新聞やTVでも報道されている「バナナ品薄」騒動。
朝バナナダイエットがマスコミに紹介されると、その手軽さと「我慢しなくていい」ダイエット法ということで、バナナがいきなり売れすぎて品薄状態になったそうな。
通常夏にはバナナの売れ行きが落ちるそうですが、今年はとんでもないことになっているようですね。
バナナの産地は中南米・アフリカ・東南アジアで生産量はほぼ1/3ずつですが、日本に輸入されているバナナの殆どがフィリピン産。1960年代にバナナの輸入が自由化され、それ以来高価だったバナナは手に入れやすい果物になってきました。
フィリピンのミンダナオ島周辺が主な生産地ですが、従来あった米やココナッツ、パイナップルなどは根こそぎ引き抜かれ、多国籍企業による輸出用バナナの大プランテーションが作られました。
これに対して現地の生産者と直接つながるフェアトレードによるバナナ輸出も増えてきました。パルシステムで扱うバナナたちも勿論この民衆交易によるもの。無農薬で安心して食べられる、味の濃い美味しいバナナたちです。
日本人にとって馴染みのある輸入果物の筆頭バナナが「ダイエットに効く」トいう情報で売り切れ状態という事態は何か変だと思いませんか。ダイエットに効くかどうかはともかく、バナナは「食べ物」です。「美味しい!」と思って食べられるなら良いのですが・・・。

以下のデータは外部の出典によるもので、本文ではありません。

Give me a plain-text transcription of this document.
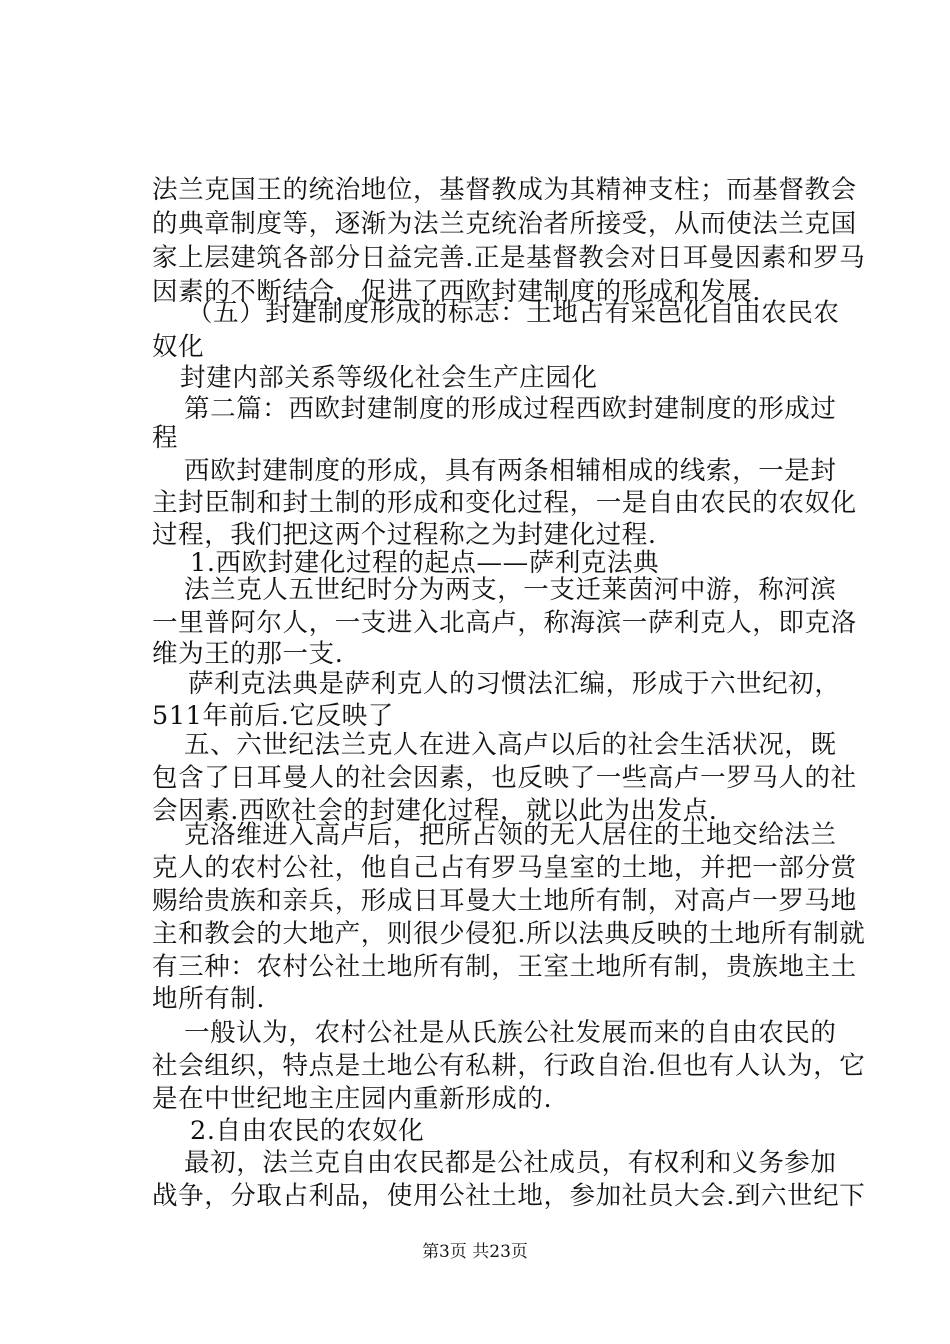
法兰克国王的统治地位，基督教成为其精神支柱；而基督教会
的典章制度等，逐渐为法兰克统治者所接受，从而使法兰克国
家上层建筑各部分日益完善.正是基督教会对日耳曼因素和罗马
因素的不断结合，促进了西欧封建制度的形成和发展.
（五）封建制度形成的标志：土地占有采邑化自由农民农
奴化
封建内部关系等级化社会生产庄园化
第二篇：西欧封建制度的形成过程西欧封建制度的形成过
程
西欧封建制度的形成，具有两条相辅相成的线索，一是封
主封臣制和封土制的形成和变化过程，一是自由农民的农奴化
过程，我们把这两个过程称之为封建化过程.
1.西欧封建化过程的起点——萨利克法典
法兰克人五世纪时分为两支，一支迁莱茵河中游，称河滨
一里普阿尔人，一支进入北高卢，称海滨一萨利克人，即克洛
维为王的那一支.
萨利克法典是萨利克人的习惯法汇编，形成于六世纪初，
511年前后.它反映了
五、六世纪法兰克人在进入高卢以后的社会生活状况，既
包含了日耳曼人的社会因素，也反映了一些高卢一罗马人的社
会因素.西欧社会的封建化过程，就以此为出发点.
克洛维进入高卢后，把所占领的无人居住的土地交给法兰
克人的农村公社，他自己占有罗马皇室的土地，并把一部分赏
赐给贵族和亲兵，形成日耳曼大土地所有制，对高卢一罗马地
主和教会的大地产，则很少侵犯.所以法典反映的土地所有制就
有三种：农村公社土地所有制，王室土地所有制，贵族地主土
地所有制.
一般认为，农村公社是从氏族公社发展而来的自由农民的
社会组织，特点是土地公有私耕，行政自治.但也有人认为，它
是在中世纪地主庄园内重新形成的.
2.自由农民的农奴化
最初，法兰克自由农民都是公社成员，有权利和义务参加
战争，分取占利品，使用公社土地，参加社员大会.到六世纪下
第3页 共23页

納豆騒動のときも情報に踊らされる消費者の姿がありました。納豆の増産に踏み切った生産者はその後大変な目にあったそうです。
これも一つのフードファディズムではないでしょうか。
多くのバナナプランテーションで働く労働者達は、低い賃金で過酷な労働をしていると聞きます。
飽食の果てのダイエットのために彼らが生産したバナナが先を争って買われている・・・どこかグロテスクな感じさえしました。
せめてバナナを食べるとき、その先にある生産者たちのことをちょっと思い、ゆっくり味わって大切に食べたいものです。